Rather than attempting to drive yourself to not eat the subsequent serving, imagine a scenario in which you put your concentration onto why you need to oppose that motivation in any case.

  • What if you wrote down three good reasons why you don’t want to eat the dessert with a pen and paper?
  • To put it another way, why do you place such a high value on skipping dessert? You probably want to resist that craving because you value losing weight and improving your health, looking your best at the beach this summer, or supporting your spouse who is trying to lose weight.
  • After you have determined at least one good reason for your desire to resist the dessert, make it clear: what are the advantages of losing weight and becoming healthier? When you’re at a healthy weight and slimmer, what will you be able to do? Envision how it can feel to play ball with the folks once more?

Here’s the thing:

Instead of trying to resist your unhealthy impulses, outcompete them with your values.

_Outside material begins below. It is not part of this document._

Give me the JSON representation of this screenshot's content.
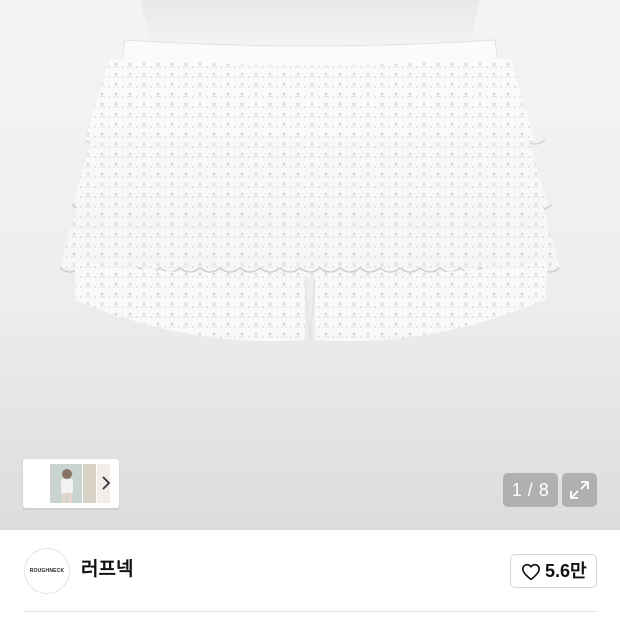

There is some kind of motivation behind unhealthy impulses. There is always a reason why we are pushed in unhealthy directions, whether it’s a chocolate craving or the boost to our egos that comes from criticizing someone.

However, by defining and clarifying your values—what you really want, or your ideals—you can overcome the motivational pull of fleeting impulses.

Toward the day’s end, genuine qualities and standards contain considerably more rousing power than fleeting impulses or driving forces. The issue is we seldom find opportunity to help ourselves to remember our qualities and cause them adequately explicit to feel convincing.

Developing the habit of distinguishing genuine values from momentary desires builds surprising mental strength. It will also become easier for you to resist the things you don’t want to do and act on the things you do want to do the more you practice it.


All You Need to Know

Mental strength is the ability to control your mind instead of being controlled by it. And it’s a skill anyone can improve with practice.

Here are three small habits that will help you build mental strength:

  1. Be honest about how you feel emotionally
  2. Resist unnecessary mental time travel
  3. Distinguish wants vs values

Reference: medium.com/@nickwignall

18 Replies to “Three Ways to Develop Mental Stamina”

  1. Mental strength is the ability to control your mind instead of being controlled by it. And it’s a skill anyone can improve with practice.